Help me better understand Bypass Diode Function Please.

[Nonlin]

I think I get it but not sure.

Does a bypass diode activate once the PV cells in series produce voltage that is too low?

If so what is that threshold?
And if that treshold varies per panel how can I learn to read a spec sheet to understand that so I can get an idea for what shading is too much shading for a panel?

Because panels are supposed to still make power even partial shading but too much partial shading would kill all the PV cells in that series right?

 

[zanydroid]

I think I get it but not sure.

Does a bypass diode activate once the PV cells in series produce voltage that is too low?

Bypass diodes activate in response to MPPTs forcing a string voltage.

If a cell is shaded, then its output current at all voltages is going to be reduced. It's probably close to a linear response. By KCL (Kirchoff's current law) every cell in a series has the same current.

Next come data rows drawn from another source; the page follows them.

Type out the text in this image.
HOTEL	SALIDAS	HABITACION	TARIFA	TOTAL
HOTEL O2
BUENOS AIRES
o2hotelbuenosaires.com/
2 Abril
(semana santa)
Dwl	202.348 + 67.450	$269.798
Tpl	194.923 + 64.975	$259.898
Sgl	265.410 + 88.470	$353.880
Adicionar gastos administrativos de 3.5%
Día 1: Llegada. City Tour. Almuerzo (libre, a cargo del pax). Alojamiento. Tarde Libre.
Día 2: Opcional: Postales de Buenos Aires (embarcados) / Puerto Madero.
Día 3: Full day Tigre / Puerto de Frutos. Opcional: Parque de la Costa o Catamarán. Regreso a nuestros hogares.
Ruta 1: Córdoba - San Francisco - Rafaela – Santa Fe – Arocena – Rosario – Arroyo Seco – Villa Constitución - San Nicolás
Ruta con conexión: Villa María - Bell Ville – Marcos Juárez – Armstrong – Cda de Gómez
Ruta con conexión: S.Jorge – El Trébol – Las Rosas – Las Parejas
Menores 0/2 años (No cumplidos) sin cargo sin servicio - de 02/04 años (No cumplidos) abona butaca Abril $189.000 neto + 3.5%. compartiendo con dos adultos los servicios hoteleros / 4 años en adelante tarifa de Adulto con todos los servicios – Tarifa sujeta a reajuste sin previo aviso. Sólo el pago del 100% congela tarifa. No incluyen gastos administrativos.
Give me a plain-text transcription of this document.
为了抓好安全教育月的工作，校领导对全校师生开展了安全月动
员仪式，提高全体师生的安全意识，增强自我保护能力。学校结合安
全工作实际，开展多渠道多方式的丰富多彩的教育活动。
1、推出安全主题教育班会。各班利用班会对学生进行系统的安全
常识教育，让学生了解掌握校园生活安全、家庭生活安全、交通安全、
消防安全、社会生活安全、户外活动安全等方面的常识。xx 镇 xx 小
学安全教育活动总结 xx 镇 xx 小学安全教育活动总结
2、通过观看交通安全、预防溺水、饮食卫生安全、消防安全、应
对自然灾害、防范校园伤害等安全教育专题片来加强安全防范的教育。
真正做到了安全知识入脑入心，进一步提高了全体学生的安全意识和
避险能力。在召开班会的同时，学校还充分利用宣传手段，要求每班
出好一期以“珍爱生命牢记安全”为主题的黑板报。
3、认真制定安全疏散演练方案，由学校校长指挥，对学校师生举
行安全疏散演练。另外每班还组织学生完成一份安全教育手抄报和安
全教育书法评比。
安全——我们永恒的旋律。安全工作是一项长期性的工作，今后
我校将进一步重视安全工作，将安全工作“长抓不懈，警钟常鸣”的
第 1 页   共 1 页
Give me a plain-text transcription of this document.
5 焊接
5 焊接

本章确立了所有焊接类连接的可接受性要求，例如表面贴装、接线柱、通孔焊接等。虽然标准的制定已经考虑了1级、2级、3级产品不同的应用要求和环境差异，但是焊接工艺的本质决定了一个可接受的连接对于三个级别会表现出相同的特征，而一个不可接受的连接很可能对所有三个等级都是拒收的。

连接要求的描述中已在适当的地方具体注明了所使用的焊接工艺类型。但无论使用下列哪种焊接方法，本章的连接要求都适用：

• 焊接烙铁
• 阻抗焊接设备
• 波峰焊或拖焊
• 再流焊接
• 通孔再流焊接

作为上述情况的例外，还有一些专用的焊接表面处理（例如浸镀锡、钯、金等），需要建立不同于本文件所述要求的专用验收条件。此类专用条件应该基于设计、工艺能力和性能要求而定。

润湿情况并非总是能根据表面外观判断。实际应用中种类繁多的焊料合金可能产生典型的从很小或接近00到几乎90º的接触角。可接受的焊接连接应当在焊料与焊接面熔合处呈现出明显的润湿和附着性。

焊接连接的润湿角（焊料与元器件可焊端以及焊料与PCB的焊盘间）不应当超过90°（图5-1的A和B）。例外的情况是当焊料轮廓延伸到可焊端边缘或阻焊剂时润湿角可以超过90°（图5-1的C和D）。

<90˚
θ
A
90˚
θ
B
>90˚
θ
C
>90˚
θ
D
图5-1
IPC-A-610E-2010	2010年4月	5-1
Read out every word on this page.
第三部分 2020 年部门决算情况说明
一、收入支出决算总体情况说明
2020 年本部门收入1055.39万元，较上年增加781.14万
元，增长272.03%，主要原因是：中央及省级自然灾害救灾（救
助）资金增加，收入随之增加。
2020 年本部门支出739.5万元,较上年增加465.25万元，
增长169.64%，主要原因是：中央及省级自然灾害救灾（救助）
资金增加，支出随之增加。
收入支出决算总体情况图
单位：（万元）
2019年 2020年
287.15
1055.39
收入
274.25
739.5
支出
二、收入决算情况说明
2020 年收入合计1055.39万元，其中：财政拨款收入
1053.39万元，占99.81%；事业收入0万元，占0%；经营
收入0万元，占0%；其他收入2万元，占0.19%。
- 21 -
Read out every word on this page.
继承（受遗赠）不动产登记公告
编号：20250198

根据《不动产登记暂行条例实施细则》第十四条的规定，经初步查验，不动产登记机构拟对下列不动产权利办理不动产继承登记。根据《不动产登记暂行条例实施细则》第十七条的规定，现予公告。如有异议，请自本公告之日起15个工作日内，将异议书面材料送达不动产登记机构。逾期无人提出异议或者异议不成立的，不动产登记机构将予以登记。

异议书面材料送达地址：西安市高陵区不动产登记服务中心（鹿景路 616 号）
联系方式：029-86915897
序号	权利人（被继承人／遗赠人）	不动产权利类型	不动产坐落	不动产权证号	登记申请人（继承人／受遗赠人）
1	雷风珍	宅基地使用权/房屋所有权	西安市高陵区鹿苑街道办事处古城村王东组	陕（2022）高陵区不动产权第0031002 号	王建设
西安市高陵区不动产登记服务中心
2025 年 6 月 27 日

If you don't have bypass diodes then either the current will be choked, OR the current manages to pass through because photo cell has experienced some kind of breakdown event (these are bad and damage the photo cell. In fact preventing this breakdown is one of the reasons that bypass diodes must be added every N volts worth of cells).

If so what is that threshold?
And if that treshold varies per panel how can I learn to read a spec sheet to understand that so I can get an idea for what shading is too much shading for a panel?

Any shading is bad, and you can bet that there will be some time of the year where it's going to suffer the worst case. Anything above that the worst case is a boon from solar gods. There is no need to read a spec sheet. Well, besides learning what the internal layout is for, say, a half-cut format is so you are aware that there is a separate "blocking domain". Another type is shingled cell, which also gives alternate paths to bypass shading.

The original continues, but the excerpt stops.